Wednesday, September 16, 2009

The Gift of Wisdom

Wisdom: A Gift of the Holy Spirit

By Scott P. Richert, About.com

One of the Gifts of the Holy Spirit:

Wisdom is one of the seven gifts of the Holy Spirit enumerated in Isaiah 11:2-3. They are present in their fullness in Jesus Christ, Whom Isaiah foretold (Isaiah 11:1), but they are available to all Christians who are in a state of grace. We receive the seven gifts of the Holy Spirit when we are infused with sanctifying grace, the life of God within us—as, for example, when we receive a sacrament worthily. As the current Catechism of the Catholic Church notes, "They complete and perfect the virtues of those who receive them."

The First and Highest Gift of the Holy Spirit:

Wisdom is the perfection of faith. As Fr. John A. Hardon, S.J., notes in his Modern Catholic Dictionary, "Where faith is a simple knowledge of the articles of Christian belief, wisdom goes on to a certain divine penetration of the truths themselves." The better we understand those truths, the more we value them properly. Thus wisdom, the Catholic Encyclopedia notes, "by detaching us from the world, makes us relish and love only the things of heaven." Through wisdom, we judge the things of the world in light of the highest end of man—the contemplation of God.

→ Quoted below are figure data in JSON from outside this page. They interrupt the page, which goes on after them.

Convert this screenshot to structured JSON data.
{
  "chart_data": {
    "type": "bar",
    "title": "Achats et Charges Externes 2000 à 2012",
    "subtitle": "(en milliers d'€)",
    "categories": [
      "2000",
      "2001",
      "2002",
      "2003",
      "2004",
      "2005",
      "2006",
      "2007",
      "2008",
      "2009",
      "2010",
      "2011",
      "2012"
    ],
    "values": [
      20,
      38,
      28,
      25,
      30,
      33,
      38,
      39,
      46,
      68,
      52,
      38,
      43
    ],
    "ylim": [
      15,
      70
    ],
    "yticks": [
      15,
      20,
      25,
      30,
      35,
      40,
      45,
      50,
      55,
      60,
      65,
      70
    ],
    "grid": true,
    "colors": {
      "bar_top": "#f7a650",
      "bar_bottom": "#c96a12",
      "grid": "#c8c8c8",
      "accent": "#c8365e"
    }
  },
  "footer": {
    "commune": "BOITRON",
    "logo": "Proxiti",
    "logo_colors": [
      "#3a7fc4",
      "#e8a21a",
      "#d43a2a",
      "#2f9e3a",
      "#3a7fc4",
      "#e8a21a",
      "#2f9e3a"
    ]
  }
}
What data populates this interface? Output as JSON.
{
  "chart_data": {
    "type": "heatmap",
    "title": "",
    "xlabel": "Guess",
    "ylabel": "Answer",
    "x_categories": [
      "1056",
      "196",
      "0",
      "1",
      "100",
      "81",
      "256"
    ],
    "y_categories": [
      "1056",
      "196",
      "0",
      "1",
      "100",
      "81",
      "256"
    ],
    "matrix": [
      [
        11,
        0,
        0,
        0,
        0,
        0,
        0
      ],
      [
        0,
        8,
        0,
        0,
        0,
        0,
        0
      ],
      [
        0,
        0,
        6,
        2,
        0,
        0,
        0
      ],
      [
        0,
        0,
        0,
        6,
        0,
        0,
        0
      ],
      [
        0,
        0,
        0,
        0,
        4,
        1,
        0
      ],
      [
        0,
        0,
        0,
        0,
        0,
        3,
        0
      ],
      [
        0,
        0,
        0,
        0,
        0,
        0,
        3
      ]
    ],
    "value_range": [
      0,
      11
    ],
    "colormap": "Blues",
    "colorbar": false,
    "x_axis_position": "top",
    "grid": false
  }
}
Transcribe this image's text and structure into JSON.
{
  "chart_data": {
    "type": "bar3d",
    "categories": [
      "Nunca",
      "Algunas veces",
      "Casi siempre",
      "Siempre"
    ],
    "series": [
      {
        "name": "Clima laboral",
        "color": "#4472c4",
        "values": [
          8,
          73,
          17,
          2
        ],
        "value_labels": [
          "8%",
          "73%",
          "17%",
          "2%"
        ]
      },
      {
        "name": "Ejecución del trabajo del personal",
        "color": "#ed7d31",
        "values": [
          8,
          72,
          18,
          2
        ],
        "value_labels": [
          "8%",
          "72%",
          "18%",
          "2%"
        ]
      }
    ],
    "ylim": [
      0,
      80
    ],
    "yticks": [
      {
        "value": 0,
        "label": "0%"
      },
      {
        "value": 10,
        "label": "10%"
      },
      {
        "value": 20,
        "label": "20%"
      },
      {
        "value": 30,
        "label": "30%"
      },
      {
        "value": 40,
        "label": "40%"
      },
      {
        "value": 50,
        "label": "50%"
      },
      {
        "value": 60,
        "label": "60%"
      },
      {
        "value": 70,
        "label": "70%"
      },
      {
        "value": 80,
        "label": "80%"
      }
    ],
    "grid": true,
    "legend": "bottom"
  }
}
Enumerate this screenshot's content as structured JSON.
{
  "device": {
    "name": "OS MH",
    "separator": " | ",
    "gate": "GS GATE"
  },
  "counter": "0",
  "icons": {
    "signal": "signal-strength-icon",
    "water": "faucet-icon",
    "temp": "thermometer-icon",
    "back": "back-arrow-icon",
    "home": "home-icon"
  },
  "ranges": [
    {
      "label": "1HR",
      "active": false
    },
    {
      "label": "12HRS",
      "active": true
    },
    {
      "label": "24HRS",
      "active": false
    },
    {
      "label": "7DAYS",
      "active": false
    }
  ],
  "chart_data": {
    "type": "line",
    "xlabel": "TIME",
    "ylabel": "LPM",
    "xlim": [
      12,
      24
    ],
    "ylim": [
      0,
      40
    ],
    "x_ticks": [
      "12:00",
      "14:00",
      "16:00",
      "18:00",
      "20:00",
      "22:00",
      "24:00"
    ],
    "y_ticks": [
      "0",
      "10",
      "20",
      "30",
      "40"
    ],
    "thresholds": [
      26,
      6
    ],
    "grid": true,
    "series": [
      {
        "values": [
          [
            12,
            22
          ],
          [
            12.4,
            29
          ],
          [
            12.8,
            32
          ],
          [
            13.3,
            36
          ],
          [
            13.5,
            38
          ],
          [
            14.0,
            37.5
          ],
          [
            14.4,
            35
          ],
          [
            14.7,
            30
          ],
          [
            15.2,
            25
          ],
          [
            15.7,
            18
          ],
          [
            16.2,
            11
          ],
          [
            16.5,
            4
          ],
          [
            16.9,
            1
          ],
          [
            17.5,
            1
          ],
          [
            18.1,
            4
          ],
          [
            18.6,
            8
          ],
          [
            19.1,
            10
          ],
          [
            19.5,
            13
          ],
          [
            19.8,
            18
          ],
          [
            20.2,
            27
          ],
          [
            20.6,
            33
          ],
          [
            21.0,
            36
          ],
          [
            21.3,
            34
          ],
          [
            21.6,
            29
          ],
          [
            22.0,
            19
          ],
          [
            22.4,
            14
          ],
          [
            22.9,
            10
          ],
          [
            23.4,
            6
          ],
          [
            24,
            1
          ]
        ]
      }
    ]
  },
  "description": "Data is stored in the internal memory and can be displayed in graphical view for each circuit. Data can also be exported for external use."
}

The Application of Wisdom:

Such detachment, however, is not the same as renunciation of the world—far from it. Rather, wisdom helps us to love the world properly, as the creation of God, rather than for its own sake. The material world, though fallen as a result of the sin of Adam and Eve, is still worthy of our love; we simply need to see it in the proper light, and wisdom allows us to do so.

Knowing the proper ordering of the material and spiritual worlds through wisdom, we can more easily bear the burdens of this life and respond to our fellow man with charity and patience.